In an interview with BBC News, Brian Farmer—then a Press Association reporter in East Anglia—recounted visiting Huntley and his partner Maxine Carr after police circulated last sightings of 10-year-olds Holly Wells and Jessica Chapman. Huntley, he said, was both geographically convenient and operationally relevant: the caretaker lived nearby and appeared to be the last adult to see the girls. Inside, Farmer found the performance oddly incomplete. Huntley described washing his Alsatian, Sadie, after a muddy walk, and claimed the girls had come to the door asking after Carr, a teaching assistant at their primary school. What struck the reporter was not a single dramatic inconsistency but the absence of the small, predictable details that make a story hang together—two children, a dog, and no interest in the dog.
Farmer also described a moment that made the interview feel less like a neighbour’s account and more like a rehearsal. When asked whether the girls had been taught about “stranger danger” and how they might react if a man asked them to come inside, Huntley answered first. He said Holly would likely comply while Jessica would fight. Farmer said he could not see how a caretaker at a different school—one the girls did not attend—could speak with that kind of confidence about two children he ostensibly barely knew.
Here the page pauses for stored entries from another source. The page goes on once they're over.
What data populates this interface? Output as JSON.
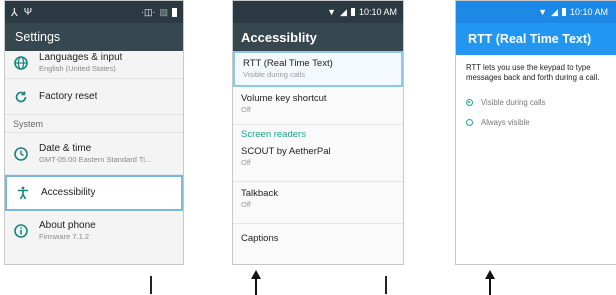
{
  "screen1": {
    "status_icons": [
      "network-icon",
      "wifi-icon",
      "vibrate-icon",
      "sim-icon",
      "battery-icon"
    ],
    "title": "Settings",
    "items": [
      {
        "title": "Languages & input",
        "subtitle": "English (United States)",
        "icon": "globe-icon"
      },
      {
        "title": "Factory reset",
        "subtitle": "",
        "icon": "reset-icon"
      },
      {
        "title": "Date & time",
        "subtitle": "GMT-05:00 Eastern Standard Ti...",
        "icon": "clock-icon"
      },
      {
        "title": "Accessibility",
        "subtitle": "",
        "icon": "accessibility-icon"
      },
      {
        "title": "About phone",
        "subtitle": "Firmware 7.1.2",
        "icon": "info-icon"
      }
    ],
    "section_system": "System"
  },
  "screen2": {
    "time": "10:10 AM",
    "title": "Accessiblity",
    "items": [
      {
        "title": "RTT (Real Time Text)",
        "subtitle": "Visible during calls"
      },
      {
        "title": "Volume key shortcut",
        "subtitle": "Off"
      },
      {
        "title": "SCOUT by AetherPal",
        "subtitle": "Off"
      },
      {
        "title": "Talkback",
        "subtitle": "Off"
      },
      {
        "title": "Captions",
        "subtitle": ""
      }
    ],
    "section_screen_readers": "Screen readers"
  },
  "screen3": {
    "time": "10:10 AM",
    "title": "RTT (Real Time Text)",
    "description": "RTT lets you use the keypad to type messages back and forth during a call.",
    "options": [
      {
        "label": "Visible during calls",
        "selected": true
      },
      {
        "label": "Always visible",
        "selected": false
      }
    ]
  },
  "colors": {
    "dark_bar": "#37474f",
    "blue_bar": "#2196f3",
    "teal": "#16867c",
    "highlight": "#78b8d8"
  }
}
The episode illustrates why high-profile criminal cases often blur the usual division of labour between police, media and the public. Police appeals and timelines create a market for witnesses; journalists go door-to-door to fill gaps; and a suspect’s first public narrative can be formed before an arrest. In that environment, credibility is not judged by forensic evidence—none is available—but by whether a story matches ordinary human behaviour under stress. A missing emotion, the wrong emphasis, or an unsolicited display of knowledge can become the first actionable signal.
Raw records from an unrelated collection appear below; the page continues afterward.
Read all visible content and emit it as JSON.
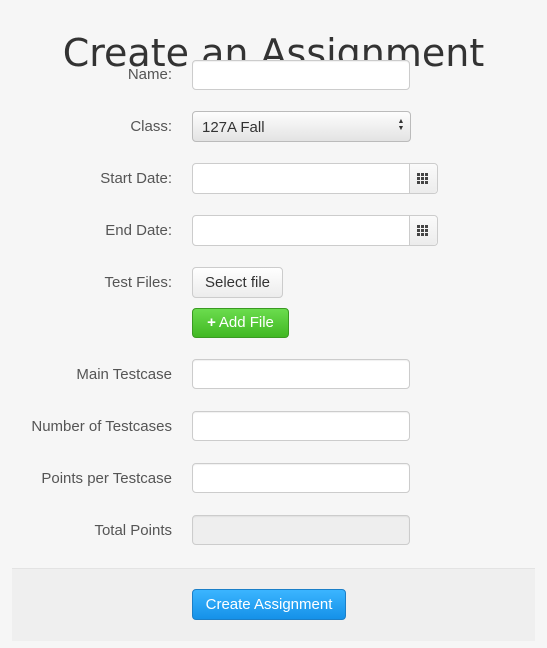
{
  "page": {
    "title": "Create an Assignment"
  },
  "form": {
    "name": {
      "label": "Name:",
      "value": ""
    },
    "class": {
      "label": "Class:",
      "value": "127A Fall"
    },
    "start_date": {
      "label": "Start Date:",
      "value": "",
      "icon": "calendar-icon"
    },
    "end_date": {
      "label": "End Date:",
      "value": "",
      "icon": "calendar-icon"
    },
    "test_files": {
      "label": "Test Files:",
      "select_file_label": "Select file",
      "add_file_label": "Add File"
    },
    "main_testcase": {
      "label": "Main Testcase",
      "value": ""
    },
    "num_testcases": {
      "label": "Number of Testcases",
      "value": ""
    },
    "points_per_testcase": {
      "label": "Points per Testcase",
      "value": ""
    },
    "total_points": {
      "label": "Total Points",
      "value": ""
    }
  },
  "footer": {
    "create_label": "Create Assignment"
  },
  "colors": {
    "add_file_green": "#41b823",
    "create_blue": "#1591e8"
  }
}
Huntley’s death in custody adds another layer: the state’s promise of permanent incapacitation depends not only on sentencing, but on the ability to keep a notorious prisoner alive and controlled inside a system populated by other violent men. High-security prisons are designed to prevent escapes and manage risk, yet assaults still occur, and the outcome is sometimes fatal. When that happens, the practical meaning of “life” becomes contingent on internal security routines, staffing, and the informal order of a prison wing.
Farmer’s original suspicion, he said, came from a domestic scene that did not sound domestic enough. Huntley died years later in the place built to contain him, after another inmate reached him anyway.